Petitioner Weyerhaeuser Company, a timber company, owns part of Unit 1 and leases the remainder from a group of family landowners and has plans to develop the site. Anyone developing the area may need to obtain Clean Water Act permits from the Army Corps of Engineers before filling any wetlands on Unit 1. Because Unit 1 is designated as critical habitat, Section 7 of the ESA would require the Corps to consult with the Service before issuing any permits. The consultation process could result in one of three outcomes: a decision that no permit was required, or a request to the Corps not to issue the permit to fill some of the wetlands, in effect prohibiting development on 60% of Unit 1 and depriving the owners of $20.4 million in development value, or a request to the Corps to deny more permit requests and in effect barring all development at a cost of $33.9 million in development value.
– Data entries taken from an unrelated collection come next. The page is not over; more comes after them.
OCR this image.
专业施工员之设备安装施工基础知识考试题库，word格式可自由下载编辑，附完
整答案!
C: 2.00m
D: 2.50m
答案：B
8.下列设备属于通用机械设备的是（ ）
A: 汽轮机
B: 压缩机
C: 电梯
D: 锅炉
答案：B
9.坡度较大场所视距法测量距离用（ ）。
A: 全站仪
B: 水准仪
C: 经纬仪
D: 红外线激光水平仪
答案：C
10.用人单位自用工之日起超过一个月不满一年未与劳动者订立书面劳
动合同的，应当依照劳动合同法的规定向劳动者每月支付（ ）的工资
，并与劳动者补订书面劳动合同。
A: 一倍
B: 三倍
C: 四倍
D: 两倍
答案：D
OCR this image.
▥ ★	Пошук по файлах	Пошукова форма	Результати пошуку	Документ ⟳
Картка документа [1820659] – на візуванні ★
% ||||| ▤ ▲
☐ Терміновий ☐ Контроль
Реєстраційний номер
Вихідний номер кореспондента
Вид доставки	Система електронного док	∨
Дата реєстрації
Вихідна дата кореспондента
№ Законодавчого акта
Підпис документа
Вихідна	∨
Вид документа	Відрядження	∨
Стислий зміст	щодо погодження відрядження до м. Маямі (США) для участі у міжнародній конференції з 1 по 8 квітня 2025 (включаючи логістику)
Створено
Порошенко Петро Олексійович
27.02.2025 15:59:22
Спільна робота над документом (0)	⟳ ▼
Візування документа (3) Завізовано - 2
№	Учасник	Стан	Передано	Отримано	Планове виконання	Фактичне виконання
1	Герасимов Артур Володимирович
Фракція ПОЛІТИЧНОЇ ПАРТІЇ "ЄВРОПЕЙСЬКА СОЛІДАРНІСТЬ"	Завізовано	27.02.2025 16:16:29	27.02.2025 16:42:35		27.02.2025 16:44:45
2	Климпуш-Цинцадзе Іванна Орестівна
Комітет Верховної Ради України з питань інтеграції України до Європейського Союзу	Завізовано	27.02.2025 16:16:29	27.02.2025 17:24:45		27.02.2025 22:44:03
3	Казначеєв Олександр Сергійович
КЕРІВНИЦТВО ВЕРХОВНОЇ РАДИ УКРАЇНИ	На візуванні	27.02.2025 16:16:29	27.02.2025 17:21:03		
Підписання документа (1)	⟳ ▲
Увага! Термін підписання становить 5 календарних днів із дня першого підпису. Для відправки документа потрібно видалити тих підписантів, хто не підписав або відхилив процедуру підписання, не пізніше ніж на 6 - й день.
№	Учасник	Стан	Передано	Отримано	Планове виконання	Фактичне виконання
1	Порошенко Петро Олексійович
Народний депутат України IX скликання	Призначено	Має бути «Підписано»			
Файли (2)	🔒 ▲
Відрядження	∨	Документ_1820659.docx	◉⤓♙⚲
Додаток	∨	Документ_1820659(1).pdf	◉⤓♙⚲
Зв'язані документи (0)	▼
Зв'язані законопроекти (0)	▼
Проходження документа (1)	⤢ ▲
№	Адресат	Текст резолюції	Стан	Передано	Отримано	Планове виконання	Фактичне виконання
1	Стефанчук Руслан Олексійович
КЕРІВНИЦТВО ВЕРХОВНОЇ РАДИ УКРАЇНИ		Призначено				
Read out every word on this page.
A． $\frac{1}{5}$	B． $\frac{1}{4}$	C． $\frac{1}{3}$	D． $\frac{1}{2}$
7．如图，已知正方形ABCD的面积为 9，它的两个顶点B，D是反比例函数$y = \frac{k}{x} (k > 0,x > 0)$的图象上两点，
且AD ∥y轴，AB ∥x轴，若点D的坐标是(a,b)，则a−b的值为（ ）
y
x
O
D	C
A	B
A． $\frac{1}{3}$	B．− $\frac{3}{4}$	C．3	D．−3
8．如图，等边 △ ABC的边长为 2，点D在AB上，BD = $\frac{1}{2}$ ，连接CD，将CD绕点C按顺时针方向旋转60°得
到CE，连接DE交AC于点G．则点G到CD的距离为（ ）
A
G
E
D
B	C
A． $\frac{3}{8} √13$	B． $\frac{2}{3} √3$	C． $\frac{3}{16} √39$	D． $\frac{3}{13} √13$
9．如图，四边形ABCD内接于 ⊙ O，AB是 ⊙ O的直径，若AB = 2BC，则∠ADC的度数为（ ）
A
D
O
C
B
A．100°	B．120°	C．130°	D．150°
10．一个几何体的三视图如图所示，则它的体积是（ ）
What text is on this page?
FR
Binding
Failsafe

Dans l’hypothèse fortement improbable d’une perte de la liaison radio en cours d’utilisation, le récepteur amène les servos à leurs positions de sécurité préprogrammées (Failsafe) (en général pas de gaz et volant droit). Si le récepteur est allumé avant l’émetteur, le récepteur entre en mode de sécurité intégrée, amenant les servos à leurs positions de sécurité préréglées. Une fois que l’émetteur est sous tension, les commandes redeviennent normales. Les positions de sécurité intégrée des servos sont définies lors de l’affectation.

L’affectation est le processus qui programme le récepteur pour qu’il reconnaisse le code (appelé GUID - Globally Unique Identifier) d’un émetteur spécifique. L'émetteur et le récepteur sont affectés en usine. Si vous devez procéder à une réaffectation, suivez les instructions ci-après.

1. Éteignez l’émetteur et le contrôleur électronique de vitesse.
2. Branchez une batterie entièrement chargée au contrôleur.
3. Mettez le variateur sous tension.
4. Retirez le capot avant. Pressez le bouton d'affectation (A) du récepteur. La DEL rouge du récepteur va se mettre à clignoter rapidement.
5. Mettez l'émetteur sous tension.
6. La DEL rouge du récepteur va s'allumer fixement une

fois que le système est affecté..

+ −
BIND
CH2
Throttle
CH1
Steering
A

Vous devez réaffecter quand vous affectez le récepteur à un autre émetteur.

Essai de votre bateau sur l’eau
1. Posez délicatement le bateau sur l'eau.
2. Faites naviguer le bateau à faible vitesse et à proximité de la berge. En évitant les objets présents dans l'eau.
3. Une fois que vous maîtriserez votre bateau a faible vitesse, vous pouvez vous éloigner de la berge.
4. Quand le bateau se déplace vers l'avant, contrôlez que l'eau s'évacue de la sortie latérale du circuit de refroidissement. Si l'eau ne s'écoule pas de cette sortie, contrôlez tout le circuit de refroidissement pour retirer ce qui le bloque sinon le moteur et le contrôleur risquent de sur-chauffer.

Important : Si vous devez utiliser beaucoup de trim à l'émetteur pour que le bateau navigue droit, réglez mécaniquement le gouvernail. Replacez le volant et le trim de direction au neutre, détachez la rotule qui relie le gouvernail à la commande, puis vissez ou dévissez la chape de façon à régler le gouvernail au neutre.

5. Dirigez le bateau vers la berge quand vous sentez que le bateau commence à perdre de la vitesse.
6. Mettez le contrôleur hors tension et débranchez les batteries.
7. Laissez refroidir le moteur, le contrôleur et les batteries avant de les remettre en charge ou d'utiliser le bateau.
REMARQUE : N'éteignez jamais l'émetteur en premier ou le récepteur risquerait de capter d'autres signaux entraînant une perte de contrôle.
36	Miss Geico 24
The Service concluded these costs were not “disproportionate” to the conservation benefits amd refused to exclude Unit 1 from the dusky gopher frog’s critical habitat designation.

Justice Roberts, writing for a unanimous Court with Justice Kavanagh sitting this one out, started with a lesson on basic grammar: “According to the ordinary understanding of how adjectives work, “critical habitat” must also be “habitat.” Adjectives modify nouns—they pick out a subset of a category that possesses a certain quality. It follows that “critical habi­tat” is the subset of “habitat” that is “critical” to the con­servation of an endangered species.”  Further reviewing the statute in context, the Court concludes that “Even if an area otherwise meets the statutory definition of unoccupied critical habitat because the Secretary finds the area essential for the conservation of the species, Section4(a)(3)(A)(i) does not authorize the Secretary to designate the area as critical habitat unless it is also habitat for the species.” Because the Fifth Circuit concluded that “critical habitat” designations under the statute were not limited to areas that qualified as habitat, it did not interpret the term “habitat” in Section 4(a)(3)(A)(i) or assess the Service’s administrative find­ings regarding Unit 1. Consequently, the Court vacates the judg­ment below and remands to the  Fifth Circuit to con-sider these questions.

In addition, the Court finds the decision of the Secretary is reviewable under the Administrative Procedures Act. The Court of Appeals did not consider Weyerhaeuser’s claim that the economic impact analysis was faulty  because it concluded that a decision not to exclude a certain area from critical habitat is discretionary and therefore unreviewable. But the Court recognizes, sensibly, that agency decisions have authority to set aside agency action that was arbitrary, capricious, or an abuse of discretion. And “A court could never determine that an agency abused its discretion if all matters committed to agency discretion were unreviewable.” Nevertheless, when the action is discretionary, the courts have narrowly restricted review to only circumstances where the statute is so narrowly drawn that “a court would have no meaningful standard against which to judge the agency’s exercise of discretion.” The Court rejects the government’s argument that the decision is unreviewable, finding instead that…

“Weyerhaeuser’s claim is the familiar one in administrative law that the agency did not appropriately consider all of the relevant factors that the statute sets forth to guide the agency in the exercise of its discretion… This is the sort of claim that federal courts routinely assess when determining whether to set aside an agency decision as an abuse of discretion . . . . ”

Because the Fifth Circuit did not consider whether the Service’s assessment of costs and benefits of the designation were flawed, the case is remanded to consider that question.